今朝の産経新聞『産経抄』に先日の中国広東省仏山で起きたひき逃げ事件について触れていました。

中国の事件については当初記事にしようと思いながらタイミングを逸してしまったのですが、産経抄に書かれていたことで思い当たることがありましたので遅ればせながら記事にしました。



産経抄では1964年にニューヨークで起きた28歳の女性の惨殺事件を揚げています。事件は被害者の名前を取って「キティ・ジェノヴィーズ事件」と呼ばれているそうです。
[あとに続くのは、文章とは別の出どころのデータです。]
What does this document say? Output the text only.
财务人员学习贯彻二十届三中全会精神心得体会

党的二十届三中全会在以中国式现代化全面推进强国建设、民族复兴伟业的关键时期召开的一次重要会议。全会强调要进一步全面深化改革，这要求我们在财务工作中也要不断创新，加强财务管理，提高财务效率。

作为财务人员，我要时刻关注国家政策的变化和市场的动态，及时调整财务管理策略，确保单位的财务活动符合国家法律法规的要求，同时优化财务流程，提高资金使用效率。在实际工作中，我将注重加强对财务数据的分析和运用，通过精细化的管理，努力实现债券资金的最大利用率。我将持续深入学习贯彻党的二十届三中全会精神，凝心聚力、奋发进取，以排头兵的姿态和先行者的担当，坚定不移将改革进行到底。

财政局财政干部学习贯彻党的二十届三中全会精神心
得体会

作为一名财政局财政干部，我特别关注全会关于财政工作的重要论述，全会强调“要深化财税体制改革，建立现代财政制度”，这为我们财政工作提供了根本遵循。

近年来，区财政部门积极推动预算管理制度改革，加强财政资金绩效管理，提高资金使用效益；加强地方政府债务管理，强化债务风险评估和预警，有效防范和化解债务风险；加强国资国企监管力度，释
内容は女性が暴漢にナイフで襲われていたのに対し、目撃したり叫び声を聞いたりした人は38人にものぼったのに誰一人として救助や通報をしなかったせいで死亡したそうです。



中国の事件は「あぁ中国だからか」という先入観があったのですが、これは何処の国でも起こりうる事件だということです。



この事件について筆者は『傍観者効果』を引き合いに出しています。

『傍観者効果』とは現場にいる人数が多いと返って傍観者となり行動が遅れたり何もしなかったりするという心理学用語だそうです。



少し前に観た藤木直人と松下奈緒のドラマ「コントロール~犯罪心理捜査」をを思い出しました。

このドラマ、冒頭から主役の刑事約松下奈緒が犯人に撃たれてしまう。退院復帰後異動となった部署で心理学教授の藤木直人と組むことになり、講義中の藤木直人を訪ねると松下奈緒が撃たれた事件の映像を元に講義をしていました。

講義の内容は事件の周りにいた群衆は傍観者となり誰一人動こうとしなかったという点を指摘し、人間は傍観する人数が多いほど何もしないという心理が働くというものでした。

人数が少ないと協力しあうのに、多いと「誰かが動くだろう」ということでそれは誰しも思い当たることだと思います。



中国の事件の背景にはこの心理の他に、路上で倒れた高齢者を助けると「お前が突き飛ばした」と言いがかりをつけられ恐喝されるということが多発していることの方が強いようです。



最近の世の中に有りがちなことと思えますが、アメリカの事件が1964年東京オリンピックの年ですから今に始まったことではないのですね。